It’s quite common for premature infants to have difficulty breathing – in fact, it’s a leading cause of morbidity in babies born preterm.
Maryland startup Therabron Therapeutics is developing a series of pediatric respiratory drugs, with a primary focus on these preterm babies – and has just closed out a new funding round to wrap up Phase 2 clinical trial enrollment this year for its lead drug.
Therabron has closed out an accelerated second tranche of its Series B financing, bringing in $6.75 million in the round, according to a regulatory filing. The round was led by Brace Pharma Capital.
The company’s lead compound, CG100, is based on recombinant human CC10 secretoglobins – proteins meant to restore the natural immune balance in the lungs of patients. These CC10 proteins are in low supply among premature infants, who haven’t had adequate lung development. Therabron’s drug is meant to be administered intratracheally. Early clinical trials found the drug well-tolerated, showed anti-inflammatory properties and kept infants out of the hospital.

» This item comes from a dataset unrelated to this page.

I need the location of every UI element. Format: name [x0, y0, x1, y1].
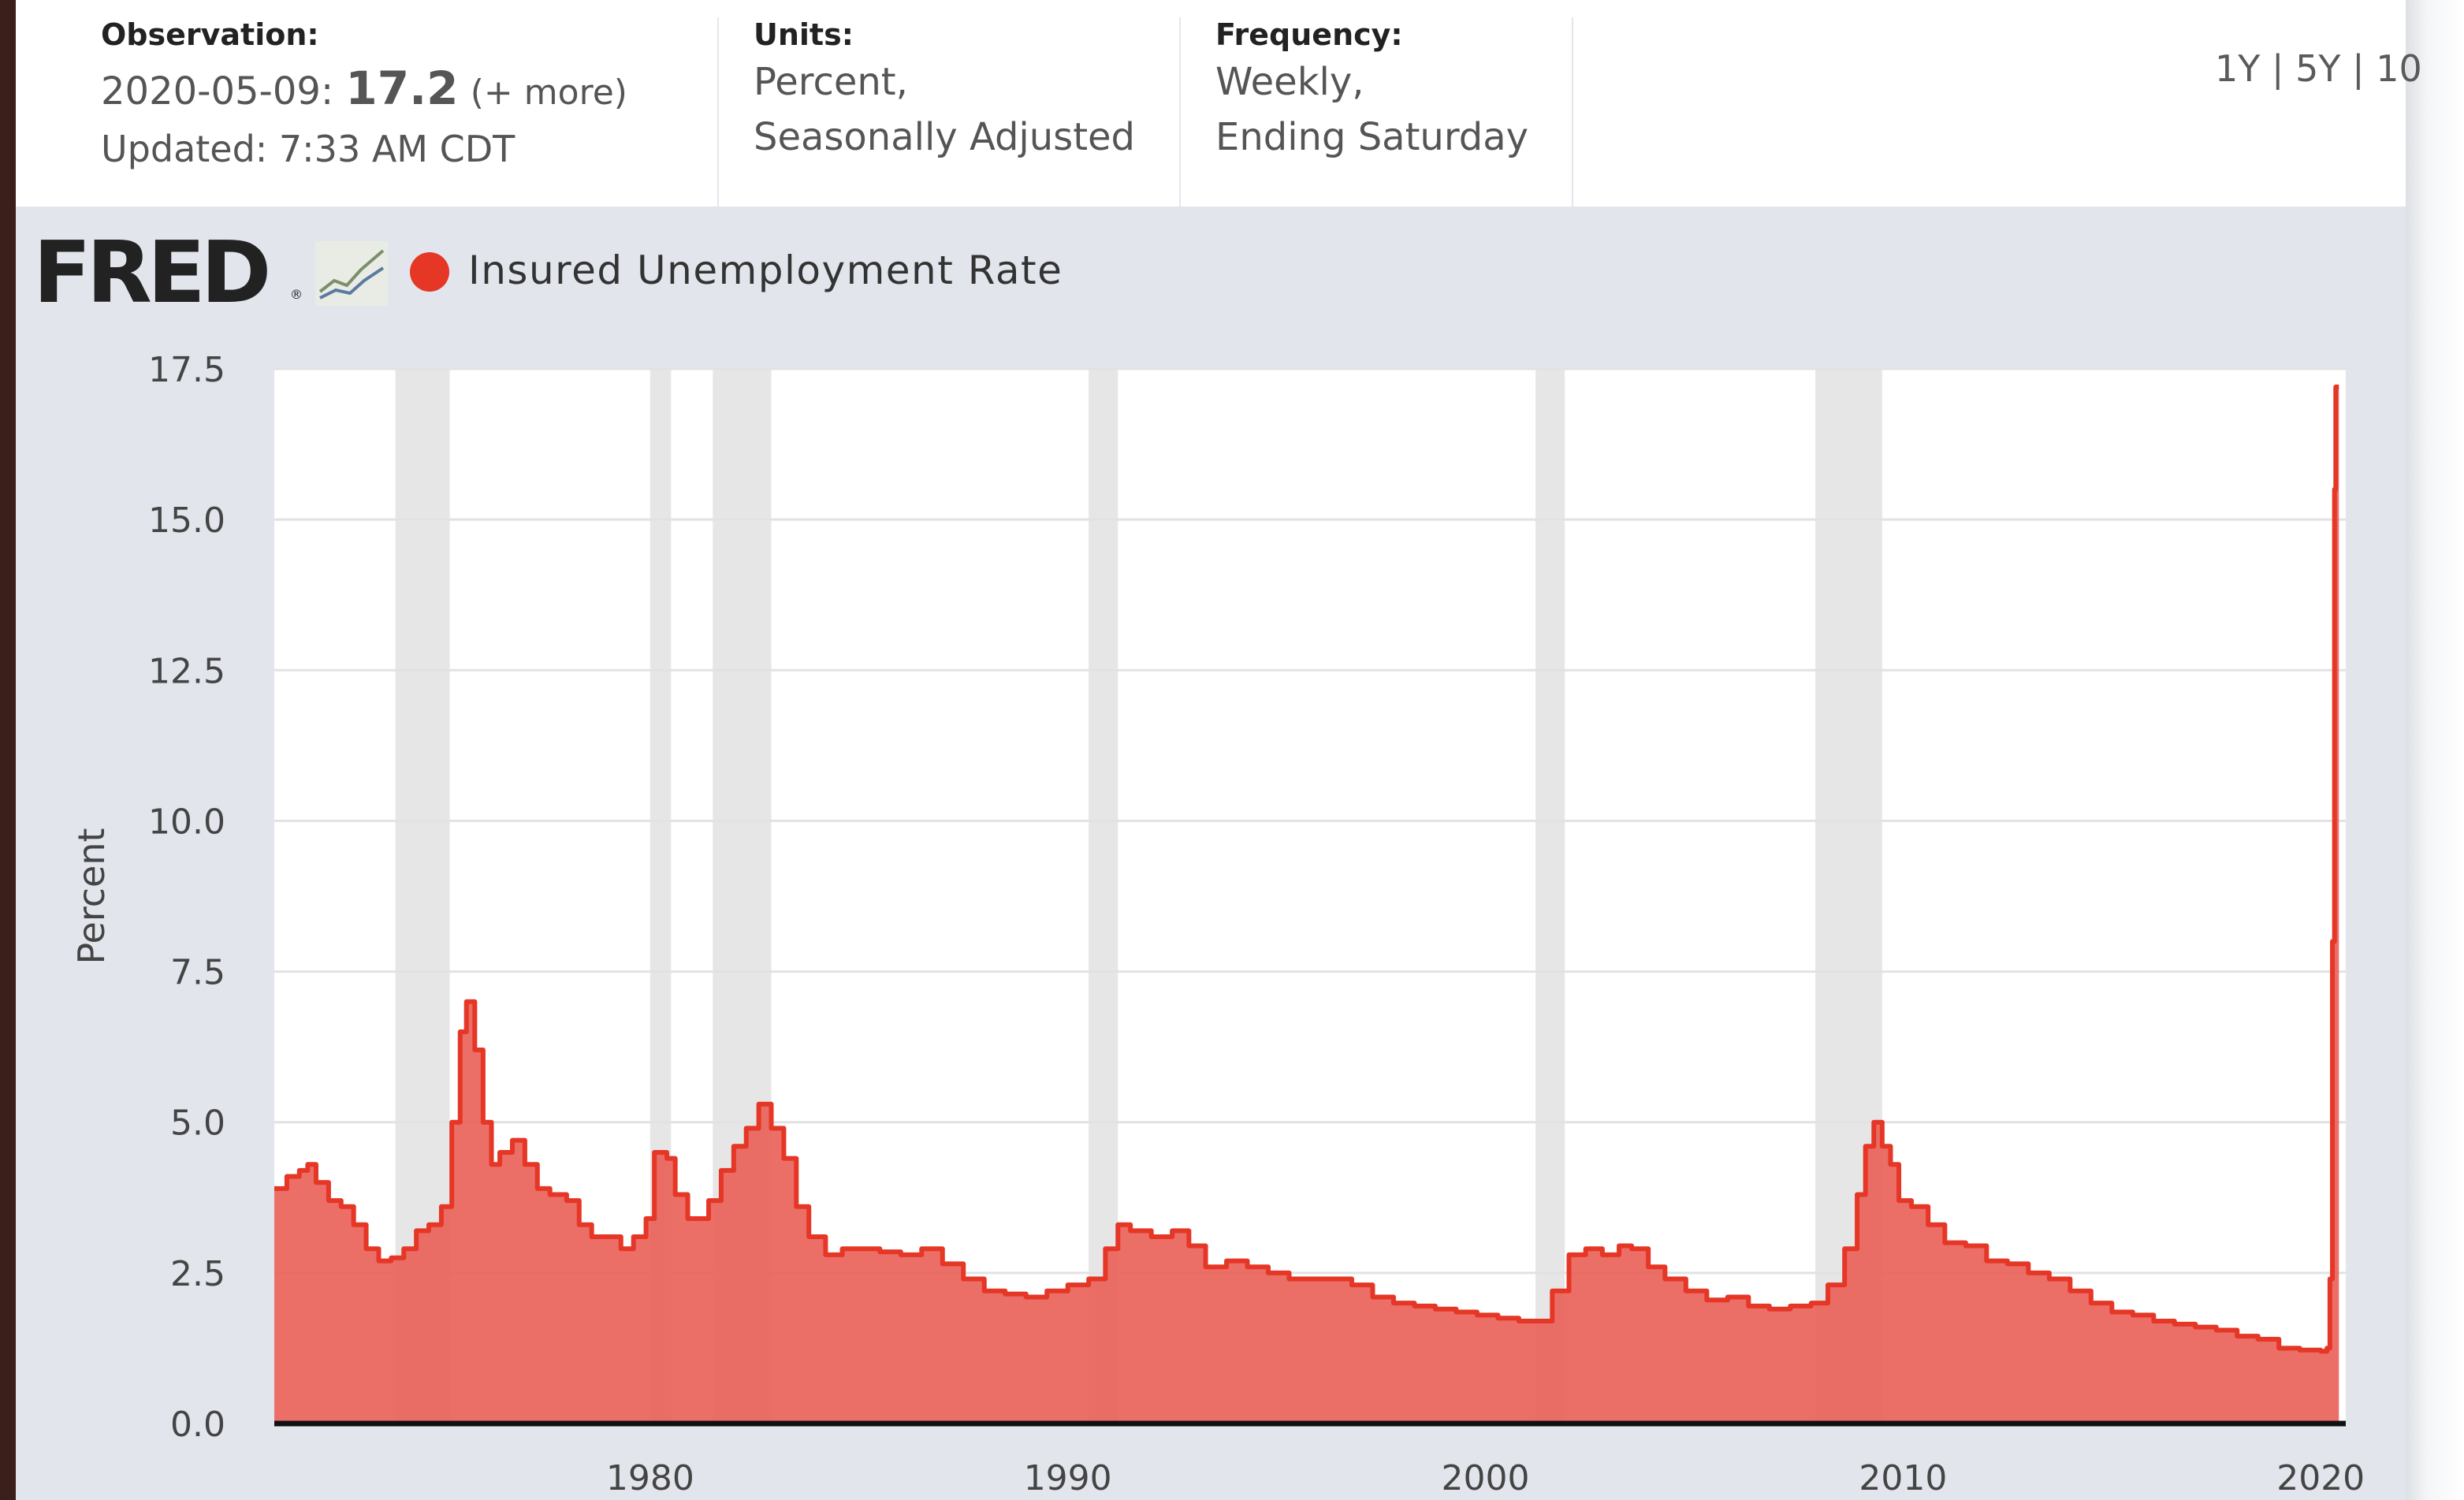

Patients with COPD also have CC10 deficiency, so Therabron is developing a nasal spray for these patients – but also those with persistent sinusitis and nasal polyps. The COPD drug, called CG201, will likely kick off Phase 2 trials soon as well.
The company’s also developing three other preclinical respiratory drugs in pits pipeline – treating acute lung injury, influenza, pneumonia, asthma and bronchiectasis.